Chip evolution to the brain

In 1982, Kwabena Boahen had his first computer, when he was only a teenager who lived in Accra, Ghana. "That is really a very cool device," he recalls. But when Bo Heng figured out how the internal workings of the computer, he didn't feel particularly shocked. "I figured out how the central processor constantly transfers data back and forth. I thought, 'Scorpio! The computer needs to work madly all the time'." He instinctively felt that the computer needed more "African" features in the design. The design: the distribution is more extensive, more fluid, less strict.

Today, as a bioengineer at Stanford University in the United States, Bo Heng and other researchers have formed a small team that is trying to create the ideal computer operating model by mimicking the brain.

The energy savings of the brain are significant, and its computing power is enough to challenge the world's largest supercomputer, although it relies on components that are not perfect: neurons are very slow, variable, and confusing. In a smaller area than the shoebox, the brain can complete the understanding of language, abstract reasoning, control motion and even more tasks, but the power consumption is smaller than the household light bulb, and there is no tiny processor similar to the central processor.

To make silicon chips work like the brain, researchers are building non-digital chip systems that work as much as possible with real neural networks. A few years ago, Bochen designed a device called the Neurogrid, which was used to simulate the activity of 1 million neurons. The number of simulations was almost as many as the neurons in the bee's brain. To this day, "neuromorphic technology" has evolved over a quarter of a century, and it is not far from practical applications. This technology is expected to be used on any low-power and small-volume device, from smartphones to robots to artificial eyes and ears. In the past five years, such application prospects have attracted many researchers to participate in this field, and institutions in the United States and Europe have invested hundreds of millions of dollars in research funding.

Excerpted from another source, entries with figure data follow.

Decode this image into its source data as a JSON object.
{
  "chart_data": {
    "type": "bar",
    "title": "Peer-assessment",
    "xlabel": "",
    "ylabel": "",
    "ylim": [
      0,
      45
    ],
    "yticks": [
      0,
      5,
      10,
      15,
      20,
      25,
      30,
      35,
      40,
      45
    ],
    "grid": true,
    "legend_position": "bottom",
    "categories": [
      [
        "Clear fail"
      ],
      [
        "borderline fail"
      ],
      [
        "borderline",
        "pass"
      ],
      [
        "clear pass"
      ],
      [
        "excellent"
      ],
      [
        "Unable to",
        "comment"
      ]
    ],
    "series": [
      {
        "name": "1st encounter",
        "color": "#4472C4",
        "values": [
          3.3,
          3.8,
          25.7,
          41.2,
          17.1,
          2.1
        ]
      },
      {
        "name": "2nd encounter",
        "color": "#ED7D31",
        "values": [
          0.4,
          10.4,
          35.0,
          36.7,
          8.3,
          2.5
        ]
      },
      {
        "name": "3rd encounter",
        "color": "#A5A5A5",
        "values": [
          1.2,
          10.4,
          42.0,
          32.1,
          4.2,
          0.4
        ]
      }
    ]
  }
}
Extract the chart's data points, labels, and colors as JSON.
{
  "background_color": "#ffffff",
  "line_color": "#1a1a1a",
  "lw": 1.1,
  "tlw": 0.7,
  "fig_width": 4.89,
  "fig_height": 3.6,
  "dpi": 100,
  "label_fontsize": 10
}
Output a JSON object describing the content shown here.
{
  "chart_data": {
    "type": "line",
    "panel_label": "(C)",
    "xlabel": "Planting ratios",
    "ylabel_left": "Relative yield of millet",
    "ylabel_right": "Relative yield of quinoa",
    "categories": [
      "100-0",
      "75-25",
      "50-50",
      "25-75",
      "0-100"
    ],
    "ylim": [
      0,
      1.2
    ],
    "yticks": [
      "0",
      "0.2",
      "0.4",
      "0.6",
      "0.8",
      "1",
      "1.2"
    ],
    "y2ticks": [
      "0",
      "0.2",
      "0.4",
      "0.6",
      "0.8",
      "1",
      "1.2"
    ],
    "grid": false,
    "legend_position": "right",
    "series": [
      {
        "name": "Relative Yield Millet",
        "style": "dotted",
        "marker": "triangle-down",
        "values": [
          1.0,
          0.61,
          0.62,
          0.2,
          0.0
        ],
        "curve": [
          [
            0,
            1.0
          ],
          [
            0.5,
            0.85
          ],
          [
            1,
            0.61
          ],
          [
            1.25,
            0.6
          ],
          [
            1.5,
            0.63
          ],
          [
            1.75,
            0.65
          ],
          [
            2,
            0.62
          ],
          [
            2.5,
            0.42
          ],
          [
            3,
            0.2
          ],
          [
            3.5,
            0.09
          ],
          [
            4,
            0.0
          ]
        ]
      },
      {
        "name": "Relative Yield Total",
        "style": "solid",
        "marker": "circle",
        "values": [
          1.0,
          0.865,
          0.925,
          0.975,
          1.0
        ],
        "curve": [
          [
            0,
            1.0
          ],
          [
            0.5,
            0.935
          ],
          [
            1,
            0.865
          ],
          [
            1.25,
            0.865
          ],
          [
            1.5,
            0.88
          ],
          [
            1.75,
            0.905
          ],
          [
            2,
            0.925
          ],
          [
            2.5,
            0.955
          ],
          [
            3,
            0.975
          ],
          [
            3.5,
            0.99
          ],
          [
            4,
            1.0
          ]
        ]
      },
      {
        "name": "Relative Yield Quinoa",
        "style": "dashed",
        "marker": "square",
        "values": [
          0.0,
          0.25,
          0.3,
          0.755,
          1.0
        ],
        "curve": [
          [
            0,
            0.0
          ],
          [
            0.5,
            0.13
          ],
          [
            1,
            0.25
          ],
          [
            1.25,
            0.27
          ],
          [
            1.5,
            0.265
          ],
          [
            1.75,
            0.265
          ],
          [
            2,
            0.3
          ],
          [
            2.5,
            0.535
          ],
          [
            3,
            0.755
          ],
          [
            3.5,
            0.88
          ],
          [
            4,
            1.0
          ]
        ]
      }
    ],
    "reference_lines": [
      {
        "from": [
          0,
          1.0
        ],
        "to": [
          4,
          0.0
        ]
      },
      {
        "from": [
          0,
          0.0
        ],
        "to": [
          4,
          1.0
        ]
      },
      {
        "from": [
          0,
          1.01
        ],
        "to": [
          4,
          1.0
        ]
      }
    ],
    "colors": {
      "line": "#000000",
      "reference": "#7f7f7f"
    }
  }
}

Giacomo Indiveri of the Institute of Neuroinformatics (INI) believes that neuromorphic devices also provide powerful research tools for neuroscientists. In a real physical system, by observing which functions a neural model has or is missing, "scientists can understand why the brain structure is like this."

Bohen said that neuromorphic solutions should help break through the limitations of Moore's Law. For a long time, every two years or so, computer chip manufacturers need to double the number of transistors in a given space. The use of chip space has tended to the extreme. Soon, the circuit on the silicon chip will be too small and too tight to transmit a "pure" signal: electrons will "leak" from various components, causing silicon chips and The neurons are just as chaotic. Some researchers hope to solve this problem by using software patches, such as borrowing techniques like statistical error correction to make the Internet work smoothly. But in the end, Bohen said that the most effective solution still exists in our brains - something that has been around for millions of years.